If q=0, all drawers appear empty no matter what; we gain no useful information. In that extreme case, checking any number of drawers does not update our belief at all.
The subtle pitfall is forgetting to account for the possibility of “observational miss.” This is particularly relevant in real-world tasks (e.g., mechanical compartments or electronic sensors that can fail to detect an object).
How would we handle multiple categories of objects (e.g., multiple types of letters) in the same set of drawers?

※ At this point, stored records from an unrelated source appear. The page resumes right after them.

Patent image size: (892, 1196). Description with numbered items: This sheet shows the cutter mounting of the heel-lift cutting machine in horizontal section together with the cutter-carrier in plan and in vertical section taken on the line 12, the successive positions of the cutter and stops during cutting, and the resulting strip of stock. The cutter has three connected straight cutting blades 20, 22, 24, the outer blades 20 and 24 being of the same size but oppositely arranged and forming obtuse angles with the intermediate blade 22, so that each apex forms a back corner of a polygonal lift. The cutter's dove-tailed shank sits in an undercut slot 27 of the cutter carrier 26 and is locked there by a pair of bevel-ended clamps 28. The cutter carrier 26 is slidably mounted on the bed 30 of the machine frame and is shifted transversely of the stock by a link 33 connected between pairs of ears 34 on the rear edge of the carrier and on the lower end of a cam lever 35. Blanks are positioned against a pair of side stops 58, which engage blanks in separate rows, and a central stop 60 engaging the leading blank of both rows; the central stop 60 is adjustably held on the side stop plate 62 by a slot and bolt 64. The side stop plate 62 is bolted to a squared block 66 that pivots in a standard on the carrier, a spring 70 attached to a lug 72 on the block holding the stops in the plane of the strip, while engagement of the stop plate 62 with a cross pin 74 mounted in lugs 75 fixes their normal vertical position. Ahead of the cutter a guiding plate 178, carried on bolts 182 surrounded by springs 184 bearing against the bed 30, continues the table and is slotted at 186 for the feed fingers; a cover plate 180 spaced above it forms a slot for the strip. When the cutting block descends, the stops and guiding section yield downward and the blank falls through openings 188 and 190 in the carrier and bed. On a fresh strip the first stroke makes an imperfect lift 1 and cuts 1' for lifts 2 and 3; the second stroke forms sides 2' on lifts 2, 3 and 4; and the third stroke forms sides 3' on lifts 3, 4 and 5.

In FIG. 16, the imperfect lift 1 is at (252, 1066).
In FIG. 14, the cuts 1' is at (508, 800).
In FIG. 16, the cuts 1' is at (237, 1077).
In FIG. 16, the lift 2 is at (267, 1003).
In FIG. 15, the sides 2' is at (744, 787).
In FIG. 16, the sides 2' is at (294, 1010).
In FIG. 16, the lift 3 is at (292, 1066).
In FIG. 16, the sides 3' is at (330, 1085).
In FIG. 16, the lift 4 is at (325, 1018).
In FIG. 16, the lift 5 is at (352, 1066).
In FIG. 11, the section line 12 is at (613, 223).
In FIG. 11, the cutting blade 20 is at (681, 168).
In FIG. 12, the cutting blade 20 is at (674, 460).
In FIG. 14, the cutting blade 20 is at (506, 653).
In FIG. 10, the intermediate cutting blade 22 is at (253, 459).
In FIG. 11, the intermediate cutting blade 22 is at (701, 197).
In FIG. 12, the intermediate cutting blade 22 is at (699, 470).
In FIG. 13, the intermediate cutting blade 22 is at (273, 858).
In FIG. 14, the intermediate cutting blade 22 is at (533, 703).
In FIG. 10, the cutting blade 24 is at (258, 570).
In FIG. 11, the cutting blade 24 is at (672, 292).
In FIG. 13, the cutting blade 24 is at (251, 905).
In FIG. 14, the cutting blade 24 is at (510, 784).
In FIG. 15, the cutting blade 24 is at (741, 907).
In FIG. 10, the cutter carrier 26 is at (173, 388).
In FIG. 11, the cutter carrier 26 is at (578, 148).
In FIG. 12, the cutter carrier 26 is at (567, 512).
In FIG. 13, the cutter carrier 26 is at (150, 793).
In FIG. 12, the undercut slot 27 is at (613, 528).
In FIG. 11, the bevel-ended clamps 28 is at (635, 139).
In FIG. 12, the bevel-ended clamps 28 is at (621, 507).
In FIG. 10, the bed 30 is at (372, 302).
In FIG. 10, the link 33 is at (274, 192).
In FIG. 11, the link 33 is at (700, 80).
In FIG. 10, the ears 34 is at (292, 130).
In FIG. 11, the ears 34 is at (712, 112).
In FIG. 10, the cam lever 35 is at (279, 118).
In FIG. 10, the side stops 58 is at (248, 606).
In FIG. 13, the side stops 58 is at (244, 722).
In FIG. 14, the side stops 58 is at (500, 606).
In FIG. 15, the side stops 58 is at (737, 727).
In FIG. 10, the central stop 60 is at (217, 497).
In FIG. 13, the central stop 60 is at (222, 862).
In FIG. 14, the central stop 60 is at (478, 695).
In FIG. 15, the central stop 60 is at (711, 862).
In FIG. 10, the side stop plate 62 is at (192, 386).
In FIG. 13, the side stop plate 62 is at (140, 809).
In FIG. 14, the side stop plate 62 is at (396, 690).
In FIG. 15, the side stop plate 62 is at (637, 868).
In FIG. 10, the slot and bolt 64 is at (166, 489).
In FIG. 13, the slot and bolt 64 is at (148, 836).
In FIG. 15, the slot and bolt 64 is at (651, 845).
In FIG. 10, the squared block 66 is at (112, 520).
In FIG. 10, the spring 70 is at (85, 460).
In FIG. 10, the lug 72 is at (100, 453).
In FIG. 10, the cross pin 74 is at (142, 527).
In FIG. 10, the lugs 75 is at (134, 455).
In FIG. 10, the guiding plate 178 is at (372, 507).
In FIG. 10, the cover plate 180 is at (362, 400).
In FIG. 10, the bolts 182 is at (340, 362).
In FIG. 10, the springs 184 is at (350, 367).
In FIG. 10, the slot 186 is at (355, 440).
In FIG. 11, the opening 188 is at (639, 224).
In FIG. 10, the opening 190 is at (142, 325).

A real-world desk might contain not just one type of letter, but possibly different categories—some might have official documents, others might have personal letters, or none at all.
Detailed Explanation
2. Observation Model When you open a drawer, you check if it contains any item of interest. Seeing it empty rules out the presence of any one of those k categories, but does not differentiate which category might have been there if it were non-empty.
3. Bayesian Updating For each category i, we ask: “What is the probability that category i is in the 8th drawer given that the first 7 are empty?” This can be done using standard conditional probability, but now you sum across multiple categories:
The event “7 drawers empty” is more likely under “no letter at all” plus the sum of all possible ways one item of category i was placed in the 8th drawer.
The posterior for a specific category i being in the 8th drawer involves dividing the relevant joint probability by the total probability of seeing “7 drawers empty.”
4. Real-World Pitfalls
If categories have different likelihoods of being placed in the desk, that skews the posterior.
If some categories have a higher chance of being placed in multiple drawers, you need an even more detailed model.
Hence, we’d have a Bayesian approach for each category, and the final answer might be a distribution over categories: “The probability that the 8th drawer contains category 1 is X%, category 2 is Y%, or no letter is in there at all is Z%.”
Could the probability shift if we learn new information about the person who placed the letter or the day it was placed?
In practice, the assumption of a fixed probability of placing the letter (like 1/2) may be oversimplified if external context changes that probability.
Detailed Explanation
Adaptive Priors Let’s say historically, Person A places a letter 80% of the time they visit, while Person B places a letter only 20% of the time. If you discover that the person who visited the desk was Person A, your prior about “A letter is placed at all” should reflect that. Similarly, if the day of the week matters (e.g., a certain day is more likely to have mail), you might adjust the prior accordingly.
Observational Evidence If you know Person A is more organized and always places a letter in the top drawer if they do place one, that further modifies the distribution across drawers. Observing that the top drawer is empty is then a much stronger piece of evidence against the presence of a letter than if you had no such prior.
3. Implementation
Start with a prior p(letter) that depends on the person or the day.
Assign a distribution p(drawer∣letter placed) that might reflect usage preferences.
The event “empty in the first n−1 drawers” modifies your belief about whether the letter is present at all and, if so, where it is located.
Real-World Pitfalls
Overfitting: If you tune your priors too specifically based on limited anecdotal evidence, you might miscalculate.
Omitted variables: There could be other factors (e.g., is the desk locked? Is the letter urgent?) that also affect the probability of placement and the drawer chosen.
This highlights how real-world Bayesian reasoning often requires incorporating extra data (like personal habits) that shifts the prior probabilities well away from the simple 1/2 assumption.